Monday, October 10, 2011

Thank you, Michaels!

The place that I have been shopping for years and years has just hired me! Thank you so much, Michaels, for taking a chance on me and giving me work! It's been exactly a year since I quit my last job due to health reasons, and it took a year to find this job!

Right now, it's just seasonal part time help, but the manager said they do hold onto about 66% of their seasonal help after the holidays. I'm so beyond happy I could just scream! I'm also a little nervous because it has been a year since I have worked, but my fiance and my sister have both said the same thing: it's like riding a bike; you never forget how to do it. Right?

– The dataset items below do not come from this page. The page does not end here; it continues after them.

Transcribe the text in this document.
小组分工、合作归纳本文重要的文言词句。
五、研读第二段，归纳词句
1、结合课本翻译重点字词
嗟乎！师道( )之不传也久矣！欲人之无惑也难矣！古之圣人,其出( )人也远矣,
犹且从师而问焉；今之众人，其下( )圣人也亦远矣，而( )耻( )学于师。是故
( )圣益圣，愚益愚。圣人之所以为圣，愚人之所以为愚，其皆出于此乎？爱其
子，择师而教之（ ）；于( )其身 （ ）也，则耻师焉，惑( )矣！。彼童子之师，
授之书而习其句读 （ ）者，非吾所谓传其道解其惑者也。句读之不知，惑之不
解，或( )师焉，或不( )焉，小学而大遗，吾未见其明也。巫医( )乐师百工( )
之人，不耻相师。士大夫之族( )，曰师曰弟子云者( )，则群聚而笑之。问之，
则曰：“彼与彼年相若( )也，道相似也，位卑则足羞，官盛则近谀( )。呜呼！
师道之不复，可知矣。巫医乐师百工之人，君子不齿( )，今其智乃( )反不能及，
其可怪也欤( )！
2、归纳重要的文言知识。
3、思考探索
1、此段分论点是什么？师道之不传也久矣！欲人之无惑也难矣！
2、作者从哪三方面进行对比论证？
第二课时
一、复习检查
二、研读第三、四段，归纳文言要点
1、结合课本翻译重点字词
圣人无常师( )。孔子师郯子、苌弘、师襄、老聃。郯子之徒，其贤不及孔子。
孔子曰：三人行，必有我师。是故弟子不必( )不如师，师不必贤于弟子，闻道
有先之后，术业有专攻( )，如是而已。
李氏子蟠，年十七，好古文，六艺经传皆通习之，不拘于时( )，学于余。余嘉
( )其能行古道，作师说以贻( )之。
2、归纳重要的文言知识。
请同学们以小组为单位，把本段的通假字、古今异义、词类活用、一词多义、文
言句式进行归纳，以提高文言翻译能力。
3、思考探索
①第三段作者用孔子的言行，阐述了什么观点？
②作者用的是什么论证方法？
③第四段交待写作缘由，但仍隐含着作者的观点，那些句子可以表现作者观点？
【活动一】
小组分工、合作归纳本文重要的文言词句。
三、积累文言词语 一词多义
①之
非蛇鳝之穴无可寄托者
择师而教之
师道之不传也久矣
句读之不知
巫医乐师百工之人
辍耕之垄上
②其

Having this job will be great because it increases our chances of being able to get our own place faster. Right now, we are looking at living with my folks after we are married, and this thought doesn't really appeal to me, but in the interest of having any sort of money, it's what's going to have to happen, even if it's just a few short months.

Anyway, in the wedding world, things are looking super great! I am still waiting on my family and friends to toss their reply cards back in the mail to me, and this makes working on the seating chart difficult, but all my other odds and ends are really looking good. We just have a couple more things to buy, such as mints for the cake table, m&m's for the favor boxes, and of course, the marriage license!

I have been spending a lot of time on weddingbee.com, just looking at pictures of receptions and centerpieces and other important aspects of a wedding. I guess I want to make sure I am on the right track with all my stuff. It's really good to know that I am not the only bride who just doesn't really care for flowers. We are doing our centerpieces without any flowers whatsoever and I'm sure they will look just fine. The only flowers we really have are the bouquets and boutonnieres, and those are fake.

Just 32 days before the I DO's!

Friday, October 7, 2011

Seating Chart Nightmare

I never thought putting together a seating chart for the wedding reception was going to be such a nightmare. Our tables comfortably seat eight people, but what if I have a table that has nine, or just six or seven? Lots of questions are just dancing through my brain right now. Here is an example of how our tables would typically look:



Imagine that table with purple linen napkins and chair sashes. Eight seats, eight napkins, eight favor boxes, voila? Right? WRONG! I want to put families all together; I want to put friends all together; I want people to know who they are sitting with, but in reality, people are just going to have sit with people they don't know and mingle as best they can. My ideas of perfection just will not come into play here, and that's something I have to accept. I know, I'm making a big deal out of nothing, right?

In other news, I think I've finally gotten a job! I mean, I hope I've gotten this job. It's at MICHAEL'S craft store! Can you believe it? The place where I have purchased about 75 percent of all my wedding needs will soon hopefully be my employer. Fingers, toes, eyes crossed!